Если бы поэт мог прояснить мифы, с которых он начинает, чтобы прийти к конечным научным представлениям о природе и жизни, он все равно имел бы дело с живым чувством и его образным выражением. Прозаический пейзаж перед ним все равно оставался бы произведением искусства, написанным на человеческом мозге человеческим разумом. Если бы он нашел этот пейзаж неинтересным, это было бы потому, что он на самом деле не интересовался жизнью; если бы он нашел его скучным и непоэтичным, он проявил бы свою малую способность и детские причуды. Трагичной, роковой, неуправляемой, он вполне мог бы чувствовать истину; но эти качества никогда не отсутствовали в том полумифическом мире, по которому поэты, за неимением рационального образования, до сих пор блуждали.
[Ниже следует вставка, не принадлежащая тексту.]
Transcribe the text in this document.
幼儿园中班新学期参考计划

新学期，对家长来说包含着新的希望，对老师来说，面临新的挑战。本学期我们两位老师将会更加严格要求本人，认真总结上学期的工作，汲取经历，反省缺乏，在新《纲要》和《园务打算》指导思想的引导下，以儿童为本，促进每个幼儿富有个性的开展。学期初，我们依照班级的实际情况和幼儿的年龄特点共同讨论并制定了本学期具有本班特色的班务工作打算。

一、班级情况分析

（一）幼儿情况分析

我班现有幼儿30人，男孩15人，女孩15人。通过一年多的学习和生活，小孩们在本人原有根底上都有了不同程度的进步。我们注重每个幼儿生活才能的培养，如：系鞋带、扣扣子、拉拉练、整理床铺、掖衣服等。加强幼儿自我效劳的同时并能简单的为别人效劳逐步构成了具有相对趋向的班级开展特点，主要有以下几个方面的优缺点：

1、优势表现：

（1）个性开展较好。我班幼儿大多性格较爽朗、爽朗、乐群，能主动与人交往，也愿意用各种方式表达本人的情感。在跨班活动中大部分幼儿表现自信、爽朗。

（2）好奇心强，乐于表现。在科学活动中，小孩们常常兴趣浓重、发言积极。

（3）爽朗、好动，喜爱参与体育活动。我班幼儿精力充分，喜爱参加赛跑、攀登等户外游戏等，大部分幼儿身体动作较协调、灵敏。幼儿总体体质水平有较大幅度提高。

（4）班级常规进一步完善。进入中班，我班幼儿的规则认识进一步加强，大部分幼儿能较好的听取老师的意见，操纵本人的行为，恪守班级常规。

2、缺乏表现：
Видение рационального поэта имело бы те же моральные функции, которые миф был призван выполнять, и выполнял так предательски; оно использовало бы те же идеальные способности, которые миф выражал в запутанной и поспешной манере. Было бы добавлено больше деталей и больше разнообразия в интерпретации. Чтобы иметь дело с таким великим объектом и сохранить над ним мастерство, поэту, несомненно, потребовался бы крепкий гений. Если бы он обладал им и, преобразуя все существование, ничего не фальсифицировал, давая ту картину всего, которую человеческий опыт в конечном итоге нарисовал бы, он достиг бы идеального результата. Побуждая человечество воображать, он помогал бы им жить. Его поэзия, не переставая быть фикцией по своему методу и идеальности, была бы конечной истиной в своем практическом охвате. Она представила бы в графических образах общую эффективность реальных вещей. Такая поэзия была бы более глубоко укоренена в человеческом опыте, чем любая случайная причуда, и поэтому более привлекательна для сердца. Такая поэзия представляла бы более тщательно, чем любая формула, конкретное бремя опыта; она стала бы самым надежным из спутников. Образы, которые она выработала, противостояли бы человеческой страсти более понятно, чем мир в его нынешнем представлении, с его механизмом, наполовину игнорируемым, и его идеальностью, наполовину выдуманной; они ярко представляли бы использование природы и тем самым делали бы все естественные ситуации похожими на стимулы к искусству.

An illustration.

Разумная поэзия не совсем неизвестна. Когда Гомер упоминает объект, как он делает его поэтичным? Во-первых, несомненно, благозвучием его имени или чувственным сиянием какого-нибудь эпитета, соединенного с ним. Иногда, однако, даже этот декоративный эпитет не является просто чувственным; это очень вероятно патроним, имя какой-то области или какого-то мифического предка. Иными словами, это сигнал к расширению нашего взгляда и к осмыслению объекта не только ярко и с паузой, но и в адекватном историческом контексте. Макбет говорит нам, что его кинжал был «непристойно облачен в кровь». Ахилл не забавлялся бы такой метафорой, даже если бы бриджи существовали в его дни, а скорее рассказал бы нам, чья кровь в других случаях окрашивала то же лезвие, и, возможно, какой отец или мать скорбели об убитом герое, или какие храбрые дети остались продолжать его род. Фраза Шекспира остроумна и причудлива; она ослепляет на мгновение, но в конце концов кажется насильственной и грубой. То, что сказал бы Гомер, напротив, будучи простым и истинным, могло бы становиться, по мере того как мы вдумывались в него, все более благородным, патетичным и поэтичным. Шекспир, тоже, под своими случайными нелепостями сюжета и дикции, облагораживает свою сцену актуальной историей, жизнью, написанной живо, подлинными человеческими характерами, политикой и мудростью; и, конечно, это не те элементы, которые делают меньше всего чести его гению. В каждом поэте, действительно, есть некоторая верность природе, смешанная с той неуместной ложной фантазией, с которой поэзия иногда отождествляется; и степень, в которой воображение поэта доминирует над реальностью, является, в конечном счете, точной мерой его важности и достоинства.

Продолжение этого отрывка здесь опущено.